NOBODY ever lost money by under-estimating the critical faculties of the Scottish media, particularly where big numbers are involved.
Phrases like “multi-million pound investment” and “jobs joy” have long been guaranteed to spread good cheer. And if that’s what it says in the press release, who wants to be the spoilsport who rains on the parade? Ok, I accept the role.
Last month, this particular journalistic genre reached stratospheric heights. “Multi-millions” were suddenly peanuts. Iberdrola, owners of ScottishPower, were set to invest £3.2billion in Scotland by 2012.
It said so on BBC Scotland (from morning till night). It said so in the newspapers. Indeed, by the weekend, it had become “a £3.2billion investment in the Scottish renewables sector”. So it must be true. Mustn’t it?
The more I heard of it, the less plausible it sounded. Three-point-two billion used to be a lot of money in pesetas, never mind pounds. And by 2012? That’s not an awful lot of time to spend 3.2billion of anything.
Most of what we were hearing came from the lips of Alex Salmond, first minister of Scotland, and that did not do a lot for confidence either. What exactly was involved in this £3.2billion, I began to seriously wonder?
In the old days, when Scottish ministers went abroad on inward investment missions, we usually came back with quite specific results to announce. So many jobs in such-and-such a place. There didn’t seem to be anything like that in Mr Salmond’s paean of praise to Iberdrola – just this big number £3.2million.
According to the first minister, it was all about confidence in Scotland, massive faith in our renewables future and so nebulously on. Where, asked my old suspicious mind, is the beef? So I went looking for Iberdrola’s own press release.
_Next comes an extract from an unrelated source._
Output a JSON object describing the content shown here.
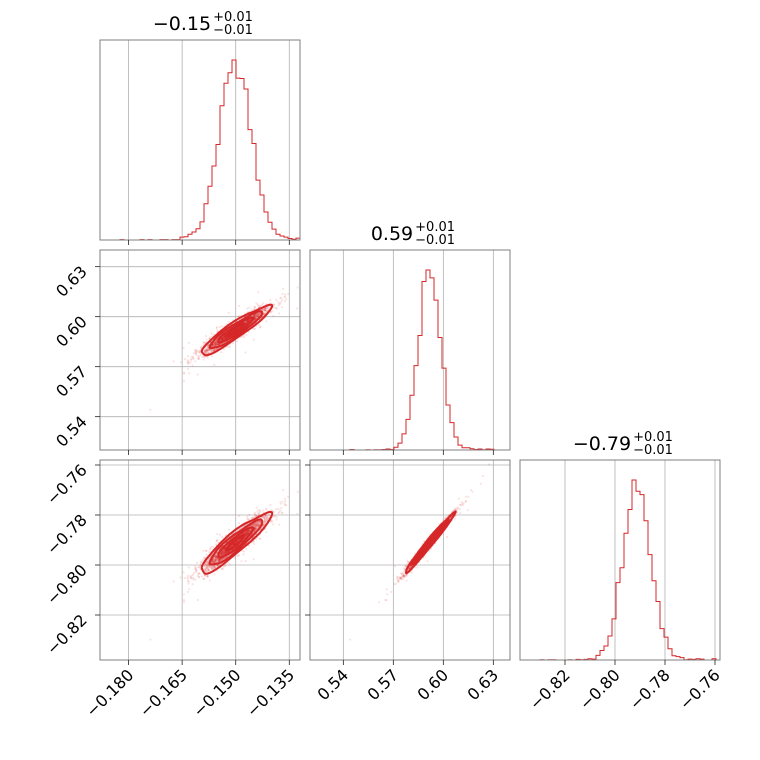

Its tone was rather different. For starters, the headline referred to investment “in the United Kingdom” – hardly surprising since half of ScottishPower’s business has been in the north-west of England and north Wales since the they took over Manweb in 1995.
However, Ignacio Galan, chairman of Iberdrola, had indicated that “two-thirds of the investment earmarked for the UK will be for Scotland, primarily to develop windfarms, smart grids and carbon capture….”.
At this point, the picture started to clear. This was not “inward investment” as we know it that was being talked about. It was infrastructure investment, essential to keep ScottishPower operating as a highly-profitable utility and with no guarantees of where the money would be spent.
Take windfarms, for example. ScottishPower has major plans for offshore wind but everything that is going ahead at present is in English waters, East Anglia and Cumbria to be precise. A possible project off Tiree is at a very early stage.
Onshore, ScottishPower has the biggest windfarm in Europe at Whitelee, south of Glasgow and it is looking to Salmond’s government (with confidence, I imagine) for a one-third expansion, taking it to 539 MW.
Iberdrola’s sole reason for building these windfarms is that the ROC system makes them immensely profitable. The benefits to Scotland – or indeed the UK – are less obvious. For the remarkable fact is that they have (as the press release says) become the “leading power developer and generator in the country” without building a single turbine in the UK, far less Scotland.
Turbines for the first phase were built in Denmark; the week after Salmond’s Basque ballyhoo, ScottishPower announced that the next lot would come from Alsthom in Germany. So surely the real story is not that ScottishPower is building a windfarm. It is that ScottishPower has built Europe’s biggest windfarm with scarcely a nod in the direction of a Scottish supply chain.
Back to the Iberdrola press release. Remarkably, under the sub-heading “Flagship Projects in Scotland”, it includes the fact that the group has “established a joint venture with GDF Suez and SSE” to build a new nuclear power station at Sellafield.
Salmond, of course, forbids any such investment in Scotland on ideological grounds. However, it remains a mystery why he should fete a company that wants to build a nuclear power station 20 miles from the Scottish border, while hell-bent on closing down the same industry in Scotland. Jobs for Cumbria – but not for Ayrshire.
Then we have Longannet and carbon capture. To say that Ibedrola’s investment commitment here is tenuous would be an under-statement. The vast majority of the money will come from the taxpayer, but only if ScottishPower wins a carbon capture contest being run by the UK government. The real question for Iberdrola is what happens to Longannet if it doesn’t get British taxpayers’ money?
I have no quarrel with Iberdrola or ScottishPower. They are putting a few million into wave power off Islay and tidal power in the Pentland Firth. They are investing in the future of their core business, as any sensible company would. As far as I know, they are one of the better utilities.
But they should be more careful about the political agenda they are being dragged into. For the real story is not how much economic benefit is coming to Scotland from the renewables boom, but how little – and Iberdrola is a big part of that story.